As the current year takes the checkered flag, and the new year approached the starting grid, the sports industry moves ahead with positive outlook. This month we will reflect on the challenges of the past and highlight the future changes ahead.

During the pandemic, each sports sector tackled the situation uniquely.

The most forward-looking organizations considered a broad range of potential solutions, including  monetization of data pertaining to spectators, driver and team performance, and sports betting; novel real estate plays; and unique partnerships with technology companies to help elevate the fan experience

Racing along with other sports pivoted and figured out how the address the challenges.

This was no different for racing. Schedules were adjusted, races were moved, at–track weekends shortened, and online sim racing filled a void.

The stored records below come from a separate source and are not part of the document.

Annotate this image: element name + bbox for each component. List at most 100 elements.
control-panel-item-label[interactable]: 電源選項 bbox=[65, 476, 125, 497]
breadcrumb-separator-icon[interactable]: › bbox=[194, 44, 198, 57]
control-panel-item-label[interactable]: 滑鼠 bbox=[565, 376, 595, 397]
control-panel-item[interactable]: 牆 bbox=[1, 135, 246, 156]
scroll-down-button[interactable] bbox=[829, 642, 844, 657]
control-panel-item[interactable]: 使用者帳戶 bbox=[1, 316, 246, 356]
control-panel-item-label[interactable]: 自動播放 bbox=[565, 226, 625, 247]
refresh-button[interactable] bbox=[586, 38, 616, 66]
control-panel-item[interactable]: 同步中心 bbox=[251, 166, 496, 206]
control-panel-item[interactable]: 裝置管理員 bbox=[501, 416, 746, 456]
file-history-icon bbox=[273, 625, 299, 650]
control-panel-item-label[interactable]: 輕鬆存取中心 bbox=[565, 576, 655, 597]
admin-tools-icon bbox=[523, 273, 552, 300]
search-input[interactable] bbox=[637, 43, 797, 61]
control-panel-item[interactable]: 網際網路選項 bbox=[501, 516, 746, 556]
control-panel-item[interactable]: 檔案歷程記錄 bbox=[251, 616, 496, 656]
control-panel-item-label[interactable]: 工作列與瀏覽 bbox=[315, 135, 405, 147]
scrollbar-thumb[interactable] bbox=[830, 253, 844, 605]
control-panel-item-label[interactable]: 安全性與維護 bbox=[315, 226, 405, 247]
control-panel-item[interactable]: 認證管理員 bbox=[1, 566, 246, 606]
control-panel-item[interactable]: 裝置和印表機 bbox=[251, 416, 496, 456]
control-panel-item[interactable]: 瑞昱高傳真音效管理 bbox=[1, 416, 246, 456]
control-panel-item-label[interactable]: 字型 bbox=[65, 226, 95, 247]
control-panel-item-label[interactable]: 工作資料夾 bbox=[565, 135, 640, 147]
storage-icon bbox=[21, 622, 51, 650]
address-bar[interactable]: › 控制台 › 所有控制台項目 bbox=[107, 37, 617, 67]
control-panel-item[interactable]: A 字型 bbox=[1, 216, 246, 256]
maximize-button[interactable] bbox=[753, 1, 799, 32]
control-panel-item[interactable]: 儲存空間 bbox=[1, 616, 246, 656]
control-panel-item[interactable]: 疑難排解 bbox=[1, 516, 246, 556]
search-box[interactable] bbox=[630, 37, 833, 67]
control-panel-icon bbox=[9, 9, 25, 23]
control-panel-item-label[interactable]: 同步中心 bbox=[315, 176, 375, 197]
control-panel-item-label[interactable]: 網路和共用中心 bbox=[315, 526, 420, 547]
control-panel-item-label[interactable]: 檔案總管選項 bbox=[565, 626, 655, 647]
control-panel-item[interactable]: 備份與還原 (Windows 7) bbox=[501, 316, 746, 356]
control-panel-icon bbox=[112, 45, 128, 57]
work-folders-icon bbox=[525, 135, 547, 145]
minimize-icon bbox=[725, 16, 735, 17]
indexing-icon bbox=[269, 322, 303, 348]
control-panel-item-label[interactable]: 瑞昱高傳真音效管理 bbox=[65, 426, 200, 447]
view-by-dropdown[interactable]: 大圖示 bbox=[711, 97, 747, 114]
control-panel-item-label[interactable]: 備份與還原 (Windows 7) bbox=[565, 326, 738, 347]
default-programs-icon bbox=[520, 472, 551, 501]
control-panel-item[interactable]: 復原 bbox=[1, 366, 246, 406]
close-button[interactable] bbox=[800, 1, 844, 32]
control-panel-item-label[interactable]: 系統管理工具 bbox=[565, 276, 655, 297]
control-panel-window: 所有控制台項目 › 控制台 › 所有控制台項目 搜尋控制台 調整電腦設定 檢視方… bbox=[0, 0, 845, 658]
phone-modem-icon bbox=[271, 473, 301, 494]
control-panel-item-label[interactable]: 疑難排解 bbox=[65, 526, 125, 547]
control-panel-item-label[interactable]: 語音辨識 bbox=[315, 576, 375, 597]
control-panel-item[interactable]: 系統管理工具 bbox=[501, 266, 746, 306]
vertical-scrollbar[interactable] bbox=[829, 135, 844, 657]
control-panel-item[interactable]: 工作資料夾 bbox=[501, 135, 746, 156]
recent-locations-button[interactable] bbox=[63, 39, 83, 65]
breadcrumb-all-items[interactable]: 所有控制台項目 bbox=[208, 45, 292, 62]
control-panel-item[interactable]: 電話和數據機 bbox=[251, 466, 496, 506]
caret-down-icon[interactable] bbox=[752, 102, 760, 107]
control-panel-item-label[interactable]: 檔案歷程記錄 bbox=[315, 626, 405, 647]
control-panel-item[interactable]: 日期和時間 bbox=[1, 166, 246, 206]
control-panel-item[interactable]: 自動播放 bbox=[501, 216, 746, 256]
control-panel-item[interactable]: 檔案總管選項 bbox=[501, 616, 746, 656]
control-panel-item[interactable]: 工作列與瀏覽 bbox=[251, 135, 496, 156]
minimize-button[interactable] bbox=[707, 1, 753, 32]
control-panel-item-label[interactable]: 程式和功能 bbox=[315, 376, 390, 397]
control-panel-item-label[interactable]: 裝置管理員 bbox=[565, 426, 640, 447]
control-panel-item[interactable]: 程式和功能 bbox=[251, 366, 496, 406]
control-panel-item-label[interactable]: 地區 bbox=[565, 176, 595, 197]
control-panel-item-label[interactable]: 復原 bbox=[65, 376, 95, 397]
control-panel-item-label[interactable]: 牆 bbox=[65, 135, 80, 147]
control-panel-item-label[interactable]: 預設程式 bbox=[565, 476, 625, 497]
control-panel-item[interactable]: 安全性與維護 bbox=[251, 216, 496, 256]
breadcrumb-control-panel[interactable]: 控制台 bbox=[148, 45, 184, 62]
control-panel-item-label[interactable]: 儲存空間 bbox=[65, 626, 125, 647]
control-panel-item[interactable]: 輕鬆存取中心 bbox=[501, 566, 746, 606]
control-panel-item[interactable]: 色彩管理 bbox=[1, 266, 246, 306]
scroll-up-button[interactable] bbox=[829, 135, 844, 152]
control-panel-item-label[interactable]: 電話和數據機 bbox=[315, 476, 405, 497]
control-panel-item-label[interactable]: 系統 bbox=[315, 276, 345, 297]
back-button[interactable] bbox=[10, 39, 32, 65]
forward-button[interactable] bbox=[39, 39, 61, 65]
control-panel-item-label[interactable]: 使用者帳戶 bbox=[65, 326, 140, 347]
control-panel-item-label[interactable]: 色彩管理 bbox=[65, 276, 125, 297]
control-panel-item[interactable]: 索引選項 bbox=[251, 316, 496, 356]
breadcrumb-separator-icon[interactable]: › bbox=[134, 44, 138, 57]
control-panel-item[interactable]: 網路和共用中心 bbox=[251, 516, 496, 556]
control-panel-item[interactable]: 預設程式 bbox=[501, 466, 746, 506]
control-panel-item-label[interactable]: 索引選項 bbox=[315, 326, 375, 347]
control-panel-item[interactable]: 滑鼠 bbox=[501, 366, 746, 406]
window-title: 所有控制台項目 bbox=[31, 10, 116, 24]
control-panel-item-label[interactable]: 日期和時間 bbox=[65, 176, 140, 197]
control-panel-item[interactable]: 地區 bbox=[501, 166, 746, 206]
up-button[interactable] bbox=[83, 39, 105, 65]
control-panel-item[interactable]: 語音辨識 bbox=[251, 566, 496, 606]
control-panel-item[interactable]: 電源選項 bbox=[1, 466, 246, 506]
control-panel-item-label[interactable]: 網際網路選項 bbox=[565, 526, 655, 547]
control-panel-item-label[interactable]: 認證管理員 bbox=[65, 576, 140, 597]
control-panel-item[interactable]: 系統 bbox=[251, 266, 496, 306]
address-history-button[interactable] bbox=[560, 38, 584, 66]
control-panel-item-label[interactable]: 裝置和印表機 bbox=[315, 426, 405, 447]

Changes were bold but well received and had the view of many is they had to be made.

Financial liquidity was critical – the major sources of revenue (ticketing, sponsorship, and concessions) were almost non-existent.

Sponsors continued to back the sport reflecting positively on its future.

Media contracts were honored broadcasters with adjustments made by both sides. Ratings and attendance were relatively consistent and will serve as a solid basis for the next set of negotiations. This will probably include both traditional providers and streaming platforms.

Government assistance programs thru loans provided relief for racing businesses and payroll assistance keep checks flowing to employees. Race teams and tracks adjusted workforce size and tried to keep essential personnel around.

There was the ancillary impact to communities that typically host races – tourism revenue and related taxes did not materialize affecting the livelihood of hospitality businesses.

The importance of social justice went mainstream uniting most aspects of the racing community. This issue is complex – the current moment is really a movement the develops leaders and bond spectators with select brands. 

Tracks and teams expanded technology and the use of digital to increase fan engagement. Streaming of local races went mainstream as fans could not attend some races in person.

They invested in digital infrastructure, people, and processes pertaining to data. Entities built broader business acumen across their various departments, along with considering nontraditional partnerships that bring outside perspectives.

Advertising had a larger online presence and content creation by drivers was center stage on social media platforms.

Mobile sports betting developed into a meaningful revenue stream and new partnerships took hold.

It has the potential to transform the at track experience. As it rolled out, entities would continue to assess how it connected with fans. The key component was data, and racing is all about that.

The most successful were bold. Like the race track, they used a challenging business environment as an opportunity to try new things.